Focusing on Core Strengths: Disney April 21, 2010Posted by David Dirks in business strategy, Decison making.
Tags: business strategy, core business, Disney, non-core business, strategy
The ebbs and flows of business strategy can vary how any enterprise, large or small, approaches the challenge of continual growth. Very often the variances in strategy focus can either help or hinder growth. Business owners are often faced with the challenge of ‘do we expand our product and/or service focus to other markets?’ in order to find additional opportunities for revenue growth. The implications of expanding or contracting a business strategy are tremendous. The world is littered with the carcasses of businesses that either died because they wouldn’t expand their strategy beyond their current core or collapsed because they reached too far and drove themselves into the ground.
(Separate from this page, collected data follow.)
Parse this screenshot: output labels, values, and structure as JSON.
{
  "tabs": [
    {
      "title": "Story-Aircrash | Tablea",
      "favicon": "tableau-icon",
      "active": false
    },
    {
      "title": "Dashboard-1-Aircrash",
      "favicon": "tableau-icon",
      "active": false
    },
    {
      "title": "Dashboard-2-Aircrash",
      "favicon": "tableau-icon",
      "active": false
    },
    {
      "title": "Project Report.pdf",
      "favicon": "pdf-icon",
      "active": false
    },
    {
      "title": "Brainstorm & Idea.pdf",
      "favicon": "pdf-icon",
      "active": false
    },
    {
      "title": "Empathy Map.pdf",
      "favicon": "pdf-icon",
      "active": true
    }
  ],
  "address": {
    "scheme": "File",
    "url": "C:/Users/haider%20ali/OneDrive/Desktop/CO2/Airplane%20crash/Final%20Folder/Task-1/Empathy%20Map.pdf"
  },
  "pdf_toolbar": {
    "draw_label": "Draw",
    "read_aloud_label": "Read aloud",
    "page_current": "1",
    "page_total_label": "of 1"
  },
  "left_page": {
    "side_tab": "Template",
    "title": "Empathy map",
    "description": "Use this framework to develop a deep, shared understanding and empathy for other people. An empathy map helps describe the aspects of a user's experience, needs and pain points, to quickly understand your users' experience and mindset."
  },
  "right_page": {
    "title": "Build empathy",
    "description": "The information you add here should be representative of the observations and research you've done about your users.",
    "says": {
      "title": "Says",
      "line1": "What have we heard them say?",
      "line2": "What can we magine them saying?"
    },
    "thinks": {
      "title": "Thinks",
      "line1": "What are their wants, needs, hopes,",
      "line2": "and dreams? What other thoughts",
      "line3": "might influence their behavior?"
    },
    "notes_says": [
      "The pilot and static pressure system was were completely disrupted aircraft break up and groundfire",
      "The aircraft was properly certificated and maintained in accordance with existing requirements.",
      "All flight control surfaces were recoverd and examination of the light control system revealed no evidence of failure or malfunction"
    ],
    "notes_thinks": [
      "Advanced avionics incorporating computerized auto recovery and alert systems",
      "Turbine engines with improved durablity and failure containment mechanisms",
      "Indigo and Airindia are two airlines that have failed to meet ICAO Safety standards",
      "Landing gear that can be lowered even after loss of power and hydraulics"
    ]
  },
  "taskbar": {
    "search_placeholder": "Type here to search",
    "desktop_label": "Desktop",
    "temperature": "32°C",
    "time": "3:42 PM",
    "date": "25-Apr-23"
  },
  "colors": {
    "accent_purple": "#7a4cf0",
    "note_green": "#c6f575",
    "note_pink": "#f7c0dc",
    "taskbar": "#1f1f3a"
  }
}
When you’re looking for additional revenues, what is the right strategy? Expansion outside of core or staying within your core?
Disney and their movie business is a good example of deciding to go outside and then dealing with the consequences. For more than a decade, the Disney studio cranked out one-off movies that had no connection to any core Disney brand like Cinderella. To be sure, Disney did have some great success with movies series like “Pirates of the Carribean” and their Pixar division has done well. According to the Wallstreet Journal (WSJ.com), everything else Disney was releasing was suppressing their overall studio results.
Predictably, Disney is now re-focusing it’s studio efforts around expansion of existing movie franchises (i.e. Muppets). Their strategey: invest and expand studio movie offerings built around strong movie franchises that can also help their other revenue generating divisions. For example, their popular ‘Hanna Montana’ franchise has not only spawned successful movies but has allowed Disney to roll Hanna Montana products across several of it’s distribution channels. That kind of cross-pollination rings the cash register every time.
With its recent acquisition of Marvel Entertainment, Disney now has access to thousands of branded characters that they can develop deeper franchises with. It also comes with an already established and faithful base of fans across the world…much like its own base of characters that Disney developed more than 80 years ago (Mickey Mouse for example).
The question for the rest of us is this: Is there a litmus test that we can apply to determine whether or not it makes sense to stay within our core product and/or services or whether we need to expand outside of it? Disney did both. Focusing on what it already owns that has strong brand recognition and acquiring a new set of characters via Marvel that also have strong brand recognition.
If there is a litmus test, I’d put my money on the following:
1. What do the numbers really tell you? Tricky, because numbers can lie. However, there is always something to be said for doing the math first taking great care to insure that the math is not ‘funny math’ that is created just to make our case either way. How does revenue growth and profitability of a non-core business strategy compare to our current core?
2. Why leave your core business strategy in the first place? Have we done all that we can to improve results and expand our growth opportunities within our current core strengths? Can we do a “Disney” and focus our resources on our current core business strategy while looking for outside opportunities (new products, services, acquisitions) that meld well our core strengths?
3. Do we really have the expertise and depth it takes to run a non-core business ? There are plenty of times when a business will take on a non-core business strategy in the name of profits over expertise. In most cases, since they don’t have much expertise to a business outside their core, they happily bleed the cash cow down until they end up selling the carcass to someone else. You’ll hear senior management say, “We’ve decided to divest ourselves of assets that are not within our core business”. CEO’s under pressure from shareholders and their board for accelerated growth and profits will often scramble to find a business that can bring cash into the fold. Almost too predictably, a few years later they end up selling a non-core business often for much less than they paid for it.
Pursuing a non-core business strategy always has varying degrees of risk. In the long run, I favor sticking to whatever core expertise and business strategy you have. Expanding your core business with products and services that are directly or indirectly related to your core business is usually the best bet. Disney’s example of extending their core movie business franchise by acquiring other strong character-based brands (i.e. Pixar, Marvel) makes sense and money.